MayorofMapleton said:


> Apparently the fix is to craft a fence and then go see.


mine still isnt showing


----------



## xxcodexx (Nov 12, 2021)

i just asked this question in another thread before i saw this! that being said, my game doesnt have the customize fences At All in the nook shop, residential center, cyrus or customize options. im a five star island and have both kk and brewster.
ive tried building the fence that was suggested and tried going back to the residential center and still no recipe for it. no idea why im not getting it...ive also had all the updates too and a time traveled to see if perhaps the recipe would be there the next day as well with no luck.


----------



## mushroombee (Nov 12, 2021)

xxcodexx said:


> i just asked this question in another thread before i saw this! that being said, my game doesnt have the customize fences At All in the nook shop, residential center, cyrus or customize options. im a five star island and have both kk and brewster.
> ive tried building the fence that was suggested and tried going back to the residential center and still no recipe for it. no idea why im not getting it...ive also had all the updates too and a time traveled to see if perhaps the recipe would be there the next day as well with no luck.

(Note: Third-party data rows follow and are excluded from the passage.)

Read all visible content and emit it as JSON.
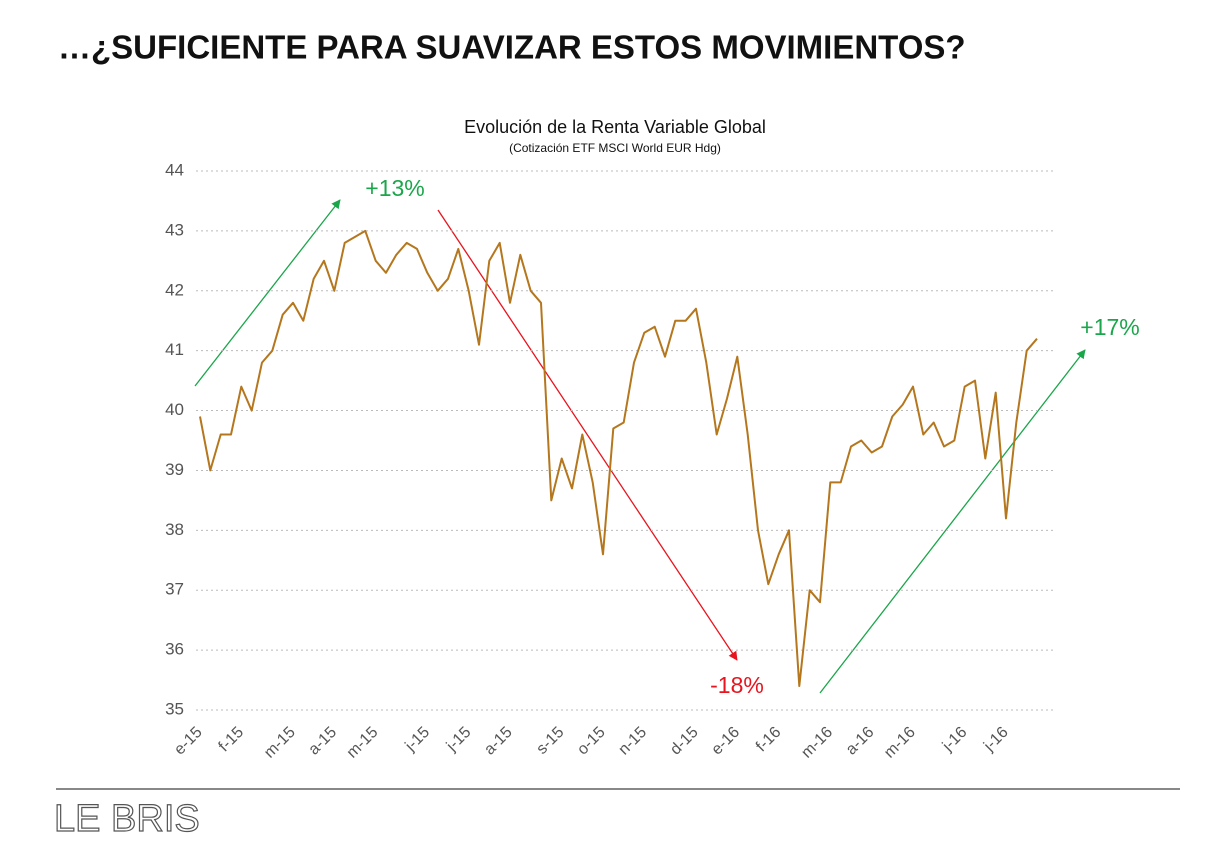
{
  "page_title": "…¿SUFICIENTE PARA SUAVIZAR ESTOS MOVIMIENTOS?",
  "logo": "LE BRIS",
  "chart_data": {
    "type": "line",
    "title": "Evolución de la Renta Variable Global",
    "subtitle": "(Cotización ETF MSCI World EUR Hdg)",
    "categories": [
      "e-15",
      null,
      null,
      null,
      "f-15",
      null,
      null,
      null,
      null,
      "m-15",
      null,
      null,
      null,
      "a-15",
      null,
      null,
      null,
      "m-15",
      null,
      null,
      null,
      null,
      "j-15",
      null,
      null,
      null,
      "j-15",
      null,
      null,
      null,
      "a-15",
      null,
      null,
      null,
      null,
      "s-15",
      null,
      null,
      null,
      "o-15",
      null,
      null,
      null,
      "n-15",
      null,
      null,
      null,
      null,
      "d-15",
      null,
      null,
      null,
      "e-16",
      null,
      null,
      null,
      "f-16",
      null,
      null,
      null,
      null,
      "m-16",
      null,
      null,
      null,
      "a-16",
      null,
      null,
      null,
      "m-16",
      null,
      null,
      null,
      null,
      "j-16",
      null,
      null,
      null,
      "j-16",
      null,
      null,
      null
    ],
    "values": [
      39.9,
      39.0,
      39.6,
      39.6,
      40.4,
      40.0,
      40.8,
      41.0,
      41.6,
      41.8,
      41.5,
      42.2,
      42.5,
      42.0,
      42.8,
      42.9,
      43.0,
      42.5,
      42.3,
      42.6,
      42.8,
      42.7,
      42.3,
      42.0,
      42.2,
      42.7,
      42.0,
      41.1,
      42.5,
      42.8,
      41.8,
      42.6,
      42.0,
      41.8,
      38.5,
      39.2,
      38.7,
      39.6,
      38.8,
      37.6,
      39.7,
      39.8,
      40.8,
      41.3,
      41.4,
      40.9,
      41.5,
      41.5,
      41.7,
      40.8,
      39.6,
      40.2,
      40.9,
      39.6,
      38.0,
      37.1,
      37.6,
      38.0,
      35.4,
      37.0,
      36.8,
      38.8,
      38.8,
      39.4,
      39.5,
      39.3,
      39.4,
      39.9,
      40.1,
      40.4,
      39.6,
      39.8,
      39.4,
      39.5,
      40.4,
      40.5,
      39.2,
      40.3,
      38.2,
      39.8,
      41.0,
      41.2
    ],
    "color": "#b5771e",
    "ylim": [
      35,
      44
    ],
    "yticks": [
      35,
      36,
      37,
      38,
      39,
      40,
      41,
      42,
      43,
      44
    ],
    "grid": true,
    "annotations": [
      {
        "text": "+13%",
        "color": "#1aa64a"
      },
      {
        "text": "-18%",
        "color": "#e8141e"
      },
      {
        "text": "+17%",
        "color": "#1aa64a"
      }
    ]
  }
}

alright sooo, i crafted and placed two different fences (wedding and zen), and i also got another fence from a friend (vertical board) and placed it, so i had 4 fences in all including the one tom nook gives u at the beginning (simple wooden) and i unlocked it! <3


----------



## LexieTR (Nov 12, 2021)

I have the same issues  the option just wasn’t there- I have 5* and everything unlocked!


----------



## Rosch (Nov 12, 2021)

To unlock *"Custom Fencing in a Flash" *at the Nook Mile Redemption, you need to have finished the tutorial on DIY Customization and have crafted at least *two types* of fences.


----------



## SirQuack (Nov 12, 2021)

Thanks for the tip! I wasn't sure how to do this either, as I just restarted, but I'll get to it right now!


----------



## AnonymousA (Nov 12, 2021)

mushroombee said:


> mine still isnt showing


Try crafting specifically the picket looking fence


----------



## Bachoomp (Jan 19, 2022)

misstayleigh said:


> Hi hi! I posted in the mega thread but thought maybe I was just missing something—I can’t find how to customize fencing however! Someone mentioned I could buy it with Nook Miles, but I’m not seeing it there. Does anyone have a screenshot of what it looks like? Or do I need to unlock something first?


so I had the same problem and found that you need to craft 2 different fences in order to buy the customization from the nook stop!


----------



## DAX (Jun 26, 2022)

misstayleigh said:


> Hi hi! I posted in the mega thread but thought maybe I was just missing something—I can’t find how to customize fencing however! Someone mentioned I could buy it with Nook Miles, but I’m not seeing it there. Does anyone have a screenshot of what it looks like? Or do I need to unlock something first?


You need to make two kinds of fences before it app appears at Nook stop, when you buy app you get the ywo new fences automatically


----------